Samuel Sebastian Wesley war 1810 als Sohn des berühmten Organisten und Komponisten Samuel Wesley zur Welt gekommen. Der Knabe wurde nach Johann Sebastian Bach, dem musikalischen Idol seines Vaters, getauft und kam 1817 als Chorist zur Ausbildung an die Chapel Royal im St. James's Palace, wo er – wie alle Mitglieder des Chores – in Gesang, Klavierspiel und elementarer Musiktheorie unterwiesen wurde. Seine Fortschritte waren freilich solcherart, dass man, nachdem er 1826 das Institut verlassen hatte, von ihm sagen konnte, er habe „die Pedale wohl traktiert... [und] es gibt aller Wahrscheinlichkeit nach nur wenige bessere Organisten in London.“ Nachdem er als Organist an verschiedenen Londoner Kirchen tätig gewesen war, wurde er 1832 an die Kathedrale von Hereford berufen. Damit begannen die Anstellungen an provinziellen Kathedralen und Kirchen, die von Hereford (1832-35) über Exeter (1835-42), die Pfarrkirche von Leeds (1842-49) und Winchester (1849-65) bis Gloucester (1865-76) führten.

Wesley hat zwar während seiner gesamten Karriere Orgelmusik komponiert, die meisten Werke allerdings vor dem Dezember 1847, mithin vor dem Tag, an dem er einen komplizierten Bruch seines rechten Beines erlitt.

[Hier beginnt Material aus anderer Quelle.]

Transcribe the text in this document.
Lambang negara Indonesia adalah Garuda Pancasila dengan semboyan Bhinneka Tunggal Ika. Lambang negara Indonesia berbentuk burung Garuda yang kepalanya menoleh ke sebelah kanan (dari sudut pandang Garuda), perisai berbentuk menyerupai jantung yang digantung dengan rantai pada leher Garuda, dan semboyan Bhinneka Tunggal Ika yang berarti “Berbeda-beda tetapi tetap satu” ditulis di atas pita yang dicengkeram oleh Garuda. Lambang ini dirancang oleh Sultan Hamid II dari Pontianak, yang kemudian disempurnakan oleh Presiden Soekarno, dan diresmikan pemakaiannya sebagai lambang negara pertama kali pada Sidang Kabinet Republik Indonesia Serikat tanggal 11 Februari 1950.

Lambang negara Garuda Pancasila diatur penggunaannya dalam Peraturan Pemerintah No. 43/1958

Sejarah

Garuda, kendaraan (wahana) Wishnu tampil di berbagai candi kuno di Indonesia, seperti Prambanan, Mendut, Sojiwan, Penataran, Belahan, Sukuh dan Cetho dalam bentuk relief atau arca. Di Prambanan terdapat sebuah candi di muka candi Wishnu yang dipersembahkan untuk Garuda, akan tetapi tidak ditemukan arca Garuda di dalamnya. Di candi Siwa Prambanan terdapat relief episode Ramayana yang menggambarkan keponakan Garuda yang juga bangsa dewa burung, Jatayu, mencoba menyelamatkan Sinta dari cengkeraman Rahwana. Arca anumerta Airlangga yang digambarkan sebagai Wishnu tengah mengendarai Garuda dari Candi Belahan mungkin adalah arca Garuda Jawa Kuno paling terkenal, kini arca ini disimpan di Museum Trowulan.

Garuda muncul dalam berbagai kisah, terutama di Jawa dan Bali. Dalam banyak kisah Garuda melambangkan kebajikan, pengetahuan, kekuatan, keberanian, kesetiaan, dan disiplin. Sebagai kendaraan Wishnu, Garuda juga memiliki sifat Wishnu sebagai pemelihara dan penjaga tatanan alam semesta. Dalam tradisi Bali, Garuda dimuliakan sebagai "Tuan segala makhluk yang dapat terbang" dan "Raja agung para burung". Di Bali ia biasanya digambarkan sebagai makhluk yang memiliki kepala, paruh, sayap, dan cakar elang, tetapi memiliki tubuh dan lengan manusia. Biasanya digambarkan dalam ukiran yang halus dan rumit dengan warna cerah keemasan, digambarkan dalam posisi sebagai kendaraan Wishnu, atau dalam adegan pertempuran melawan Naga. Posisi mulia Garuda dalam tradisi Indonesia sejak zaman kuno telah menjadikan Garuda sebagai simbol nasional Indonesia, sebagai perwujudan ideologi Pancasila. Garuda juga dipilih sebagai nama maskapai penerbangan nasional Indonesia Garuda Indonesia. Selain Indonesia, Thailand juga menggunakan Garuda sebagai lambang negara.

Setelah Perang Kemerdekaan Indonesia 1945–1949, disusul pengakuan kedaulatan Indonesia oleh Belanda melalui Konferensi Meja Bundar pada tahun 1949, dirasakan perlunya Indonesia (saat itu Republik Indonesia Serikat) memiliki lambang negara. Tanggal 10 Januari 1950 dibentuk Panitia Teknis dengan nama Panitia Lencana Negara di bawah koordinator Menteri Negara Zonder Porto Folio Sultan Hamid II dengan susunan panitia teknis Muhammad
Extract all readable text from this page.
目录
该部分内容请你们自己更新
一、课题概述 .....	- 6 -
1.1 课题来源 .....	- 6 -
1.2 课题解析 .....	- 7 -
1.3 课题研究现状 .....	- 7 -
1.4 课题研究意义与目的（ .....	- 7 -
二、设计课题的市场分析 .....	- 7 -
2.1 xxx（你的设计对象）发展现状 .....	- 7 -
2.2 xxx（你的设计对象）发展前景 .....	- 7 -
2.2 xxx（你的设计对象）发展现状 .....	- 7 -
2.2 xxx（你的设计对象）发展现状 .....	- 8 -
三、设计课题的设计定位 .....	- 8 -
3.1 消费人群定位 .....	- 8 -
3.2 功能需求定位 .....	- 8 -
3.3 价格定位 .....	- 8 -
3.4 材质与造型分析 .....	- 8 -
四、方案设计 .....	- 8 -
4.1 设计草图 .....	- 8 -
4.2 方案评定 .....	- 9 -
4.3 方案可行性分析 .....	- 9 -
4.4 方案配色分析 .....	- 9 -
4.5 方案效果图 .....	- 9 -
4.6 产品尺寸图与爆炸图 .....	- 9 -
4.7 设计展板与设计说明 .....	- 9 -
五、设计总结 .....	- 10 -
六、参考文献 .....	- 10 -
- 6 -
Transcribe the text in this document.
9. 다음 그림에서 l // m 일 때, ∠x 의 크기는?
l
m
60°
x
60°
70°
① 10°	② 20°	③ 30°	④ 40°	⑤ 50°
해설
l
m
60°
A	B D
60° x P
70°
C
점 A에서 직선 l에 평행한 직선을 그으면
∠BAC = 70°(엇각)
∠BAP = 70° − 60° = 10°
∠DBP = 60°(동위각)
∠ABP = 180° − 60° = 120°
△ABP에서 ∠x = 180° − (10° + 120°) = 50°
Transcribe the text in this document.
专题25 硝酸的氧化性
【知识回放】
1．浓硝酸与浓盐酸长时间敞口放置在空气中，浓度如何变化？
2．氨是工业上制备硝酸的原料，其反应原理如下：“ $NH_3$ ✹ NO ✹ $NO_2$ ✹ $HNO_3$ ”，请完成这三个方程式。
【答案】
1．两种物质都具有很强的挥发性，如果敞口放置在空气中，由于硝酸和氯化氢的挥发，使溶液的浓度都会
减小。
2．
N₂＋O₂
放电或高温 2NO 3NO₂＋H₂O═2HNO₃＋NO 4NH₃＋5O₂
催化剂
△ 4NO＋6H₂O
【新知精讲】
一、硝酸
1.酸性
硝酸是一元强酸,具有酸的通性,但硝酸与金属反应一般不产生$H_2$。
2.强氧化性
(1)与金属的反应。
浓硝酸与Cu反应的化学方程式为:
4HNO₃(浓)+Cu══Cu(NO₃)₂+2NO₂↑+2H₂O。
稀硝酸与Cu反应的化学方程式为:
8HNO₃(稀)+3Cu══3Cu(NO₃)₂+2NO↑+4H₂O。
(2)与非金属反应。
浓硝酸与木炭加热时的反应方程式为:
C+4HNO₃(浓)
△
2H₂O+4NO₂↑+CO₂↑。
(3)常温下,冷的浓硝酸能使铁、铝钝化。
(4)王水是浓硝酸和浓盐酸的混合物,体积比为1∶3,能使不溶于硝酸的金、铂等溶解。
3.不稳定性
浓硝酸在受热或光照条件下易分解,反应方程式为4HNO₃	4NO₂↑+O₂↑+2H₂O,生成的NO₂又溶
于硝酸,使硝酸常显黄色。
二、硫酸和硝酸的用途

Vor dem Hintergrund seiner improvisatorischen Begabung überrascht es nicht, dass viele seiner Kompositionen verschiedene Elemente enthalten, die im Stegreif-Spiel zu wurzeln scheinen oder sich entsprechender Techniken bedienen. Dazu gehören die Verwendung unerwarteter Akkorde oder plötzliche Tonartenwechsel ebenso wie der Einsatz von Sequenzen, die über langsam aufsteigenden Basslinien errichtet sind. All das ist in dem Choral Song zu sehen, der vermutlich etwa zehn Jahre vor seiner Veröffentlichung (1842) entstanden sein dürfte: Die zweisätzige, an das englische Voluntary des frühen 19. Jahrhunderts erinnernde Form legt diese Vermutung ebenso nahe wie der sparsame Pedalgebrauch und die häufigen Oktaven der linken Hand. Die schiere Energie und die kühne Verwendung farbiger Modulationen auf der Klimax der Fuge machen den Choral Song zu einem der buntesten Orgelstücke seiner Zeit.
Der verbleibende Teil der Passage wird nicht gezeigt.